Achieving mighty binding is usually only the first step in designing proteins that can be useful in practical applications. There are many bioengineering hurdles to overcome in the research and development process.
Towards Responsible Development of Protein Design
Protein design is a rapidly evolving technology that has enormous potential to advance science in fields ranging from understanding what causes disease, to accelerating the development of diagnostic tests for viral epidemics, supporting more sustainable manufacturing processes, and even removing pollutants from the environment.
To address potential biosecurity risks, based on our long-standing approach to responsibility and safety, We are working with leading external experts to inform our phased approach to sharing this work and supporting community efforts to develop best practices, including NTI’s (Nuclear Threat Initiative) novel AI Bio Forum.

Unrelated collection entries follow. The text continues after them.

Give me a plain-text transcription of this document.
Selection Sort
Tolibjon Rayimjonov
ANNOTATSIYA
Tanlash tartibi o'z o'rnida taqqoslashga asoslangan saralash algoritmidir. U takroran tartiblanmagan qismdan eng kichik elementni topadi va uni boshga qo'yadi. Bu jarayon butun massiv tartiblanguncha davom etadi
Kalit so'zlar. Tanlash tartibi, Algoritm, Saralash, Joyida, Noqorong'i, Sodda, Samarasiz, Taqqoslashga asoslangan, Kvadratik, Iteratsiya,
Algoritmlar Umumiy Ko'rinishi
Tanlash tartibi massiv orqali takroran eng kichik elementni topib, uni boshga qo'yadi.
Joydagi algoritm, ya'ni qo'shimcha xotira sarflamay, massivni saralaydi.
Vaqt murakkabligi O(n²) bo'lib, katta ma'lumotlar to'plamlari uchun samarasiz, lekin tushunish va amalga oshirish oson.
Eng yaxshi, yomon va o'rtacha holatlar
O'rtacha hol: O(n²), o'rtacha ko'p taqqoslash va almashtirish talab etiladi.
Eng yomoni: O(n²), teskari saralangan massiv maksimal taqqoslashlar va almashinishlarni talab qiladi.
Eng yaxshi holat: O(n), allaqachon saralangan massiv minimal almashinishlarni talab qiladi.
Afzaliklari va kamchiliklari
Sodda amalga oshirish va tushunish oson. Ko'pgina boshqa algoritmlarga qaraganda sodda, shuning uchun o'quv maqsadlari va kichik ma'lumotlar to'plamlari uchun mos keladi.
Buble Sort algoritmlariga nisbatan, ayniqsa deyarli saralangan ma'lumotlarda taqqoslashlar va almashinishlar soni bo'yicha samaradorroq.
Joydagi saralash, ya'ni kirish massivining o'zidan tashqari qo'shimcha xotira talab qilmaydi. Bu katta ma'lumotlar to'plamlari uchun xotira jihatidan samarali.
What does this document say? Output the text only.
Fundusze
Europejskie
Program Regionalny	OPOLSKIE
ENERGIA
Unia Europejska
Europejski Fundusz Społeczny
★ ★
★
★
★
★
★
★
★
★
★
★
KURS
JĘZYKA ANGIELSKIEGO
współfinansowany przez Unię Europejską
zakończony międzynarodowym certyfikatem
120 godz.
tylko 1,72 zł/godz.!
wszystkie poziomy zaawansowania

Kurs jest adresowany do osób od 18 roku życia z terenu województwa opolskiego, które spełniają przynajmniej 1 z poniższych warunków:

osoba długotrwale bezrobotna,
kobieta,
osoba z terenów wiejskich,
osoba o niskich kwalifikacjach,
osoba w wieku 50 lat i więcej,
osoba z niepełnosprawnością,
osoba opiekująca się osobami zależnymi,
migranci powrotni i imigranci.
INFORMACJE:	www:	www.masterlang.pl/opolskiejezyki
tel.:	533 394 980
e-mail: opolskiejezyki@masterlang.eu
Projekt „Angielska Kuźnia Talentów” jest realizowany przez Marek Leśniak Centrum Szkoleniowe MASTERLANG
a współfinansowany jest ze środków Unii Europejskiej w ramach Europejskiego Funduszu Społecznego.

In the future, we will work with the scientific community to apply AlphaProteo to high-impact biology problems and understand its limitations. We have also explored its applications in drug design at Isomorphic Labs and are excited about what the future holds.
At the same time, we are continuously working to improve the success rate and affinity of AlphaProteo algorithms, expanding the range of design problems it can solve, and collaborating with scientists in machine learning, structural biology, biochemistry, and other disciplines to develop a responsible and more comprehensive protein design offering for the community.